If the previous album, Ursus Americanus was a compromise between doom and industrial, Women & Children simply ceases to be ‘between’ this and that to become ‘something else’. This something is probably closer to musique concrète than it is to industrial: Edgard Varèse, rather than Throbbing Gristle and Ministry.
It’s true, one can hear the influences of acts like Godflesh and Sunn O))), but these are altered beyond recognition: diluted, disjointed, drenched in drones, ultimately destroyed by a medium, the pure machine, whose original purpose was utilitarian and therefore light years from the realm of creativity. A sound that is ‘something else’ can be whatever it wants to be and, for this simple reason, a track like “Tame As A Lion” may somehow remind us of Ulver’s Themes from William Blake’s The Marriage of Heaven & Hell minus the ambient feel but with the same elegant melodic patterns. Or Coil’s experiments with pop aesthetics in Horse Rotorvator. But does it matter?

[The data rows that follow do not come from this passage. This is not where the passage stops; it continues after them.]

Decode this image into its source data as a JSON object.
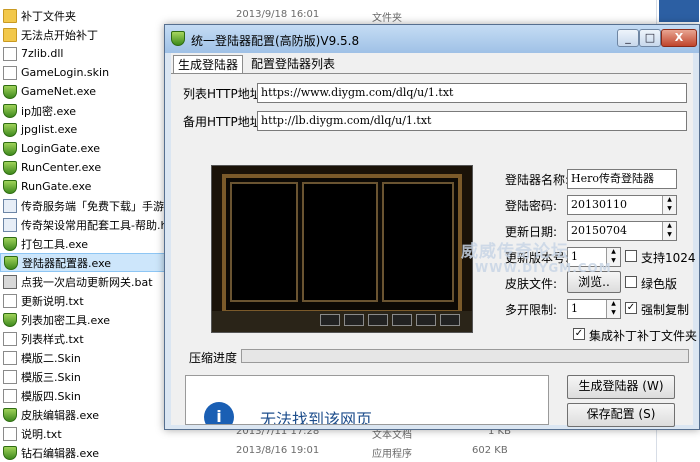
{
  "explorer": {
    "files": [
      {
        "name": "补丁文件夹",
        "icon": "folder-icon",
        "selected": false
      },
      {
        "name": "无法点开始补丁",
        "icon": "folder-icon",
        "selected": false
      },
      {
        "name": "7zlib.dll",
        "icon": "document-icon",
        "selected": false
      },
      {
        "name": "GameLogin.skin",
        "icon": "document-icon",
        "selected": false
      },
      {
        "name": "GameNet.exe",
        "icon": "shield-icon",
        "selected": false
      },
      {
        "name": "ip加密.exe",
        "icon": "shield-icon",
        "selected": false
      },
      {
        "name": "jpglist.exe",
        "icon": "shield-icon",
        "selected": false
      },
      {
        "name": "LoginGate.exe",
        "icon": "shield-icon",
        "selected": false
      },
      {
        "name": "RunCenter.exe",
        "icon": "shield-icon",
        "selected": false
      },
      {
        "name": "RunGate.exe",
        "icon": "shield-icon",
        "selected": false
      },
      {
        "name": "传奇服务端「免费下载」手游游",
        "icon": "application-icon",
        "selected": false
      },
      {
        "name": "传奇架设常用配套工具-帮助.ht",
        "icon": "application-icon",
        "selected": false
      },
      {
        "name": "打包工具.exe",
        "icon": "shield-icon",
        "selected": false
      },
      {
        "name": "登陆器配置器.exe",
        "icon": "shield-icon",
        "selected": true
      },
      {
        "name": "点我一次启动更新网关.bat",
        "icon": "batch-file-icon",
        "selected": false
      },
      {
        "name": "更新说明.txt",
        "icon": "document-icon",
        "selected": false
      },
      {
        "name": "列表加密工具.exe",
        "icon": "shield-icon",
        "selected": false
      },
      {
        "name": "列表样式.txt",
        "icon": "document-icon",
        "selected": false
      },
      {
        "name": "模版二.Skin",
        "icon": "document-icon",
        "selected": false
      },
      {
        "name": "模版三.Skin",
        "icon": "document-icon",
        "selected": false
      },
      {
        "name": "模版四.Skin",
        "icon": "document-icon",
        "selected": false
      },
      {
        "name": "皮肤编辑器.exe",
        "icon": "shield-icon",
        "selected": false
      },
      {
        "name": "说明.txt",
        "icon": "document-icon",
        "selected": false
      },
      {
        "name": "钻石编辑器.exe",
        "icon": "shield-icon",
        "selected": false
      }
    ],
    "row0_date": "2013/9/18 16:01",
    "row0_type": "文件夹",
    "row22_date": "2013/7/11 17:28",
    "row22_type": "文本文档",
    "row22_size": "1 KB",
    "row23_date": "2013/8/16 19:01",
    "row23_type": "应用程序",
    "row23_size": "602 KB"
  },
  "dialog": {
    "title": "统一登陆器配置(高防版)V9.5.8",
    "minimize": "_",
    "maximize": "□",
    "close": "X",
    "tabs": [
      "生成登陆器",
      "配置登陆器列表"
    ],
    "list_url_label": "列表HTTP地址",
    "list_url_value": "https://www.diygm.com/dlq/u/1.txt",
    "backup_url_label": "备用HTTP地址",
    "backup_url_value": "http://lb.diygm.com/dlq/u/1.txt",
    "name_label": "登陆器名称:",
    "name_value": "Hero传奇登陆器",
    "password_label": "登陆密码:",
    "password_value": "20130110",
    "update_date_label": "更新日期:",
    "update_date_value": "20150704",
    "version_label": "更新版本号:",
    "version_value": "1",
    "support1024_label": "支持1024",
    "support1024_checked": false,
    "skin_label": "皮肤文件:",
    "browse_button": "浏览..",
    "green_label": "绿色版",
    "green_checked": false,
    "multi_label": "多开限制:",
    "multi_value": "1",
    "force_copy_label": "强制复制",
    "force_copy_checked": true,
    "patch_folder_label": "集成补丁补丁文件夹",
    "patch_folder_checked": true,
    "progress_label": "压缩进度",
    "progress_value": 0,
    "generate_button": "生成登陆器 (W)",
    "save_button": "保存配置 (S)",
    "browser_error": "无法找到该网页",
    "watermark_line1": "威威传奇论坛",
    "watermark_line2": "WWW.DIYGM.COM"
  }
}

Overall, this is an album which, especially compared to its predecessor, toys with down-tempo in a more sophisticated way by introducing more orthodox means of expression like the piano in the beautiful “Melee” or the synth in “Miles From Home”. It is undoubtedly a more organic and accessible record not only because Shone’s vocals are more present and less distorted, but because the sound of the machines has been perfected to such an extent that it is almost in-discernibly similar to what the average listener recognizes as industrial or even EBM. Being too good is not always a good thing.
Women & Children is an example of music without instruments, of rock without the blues, of electronic music in an analogic nightmare, of substance without form and of pure sounds in a spurious environment. The blood and the grease, the sweat and the lubricant. The soul in the machine.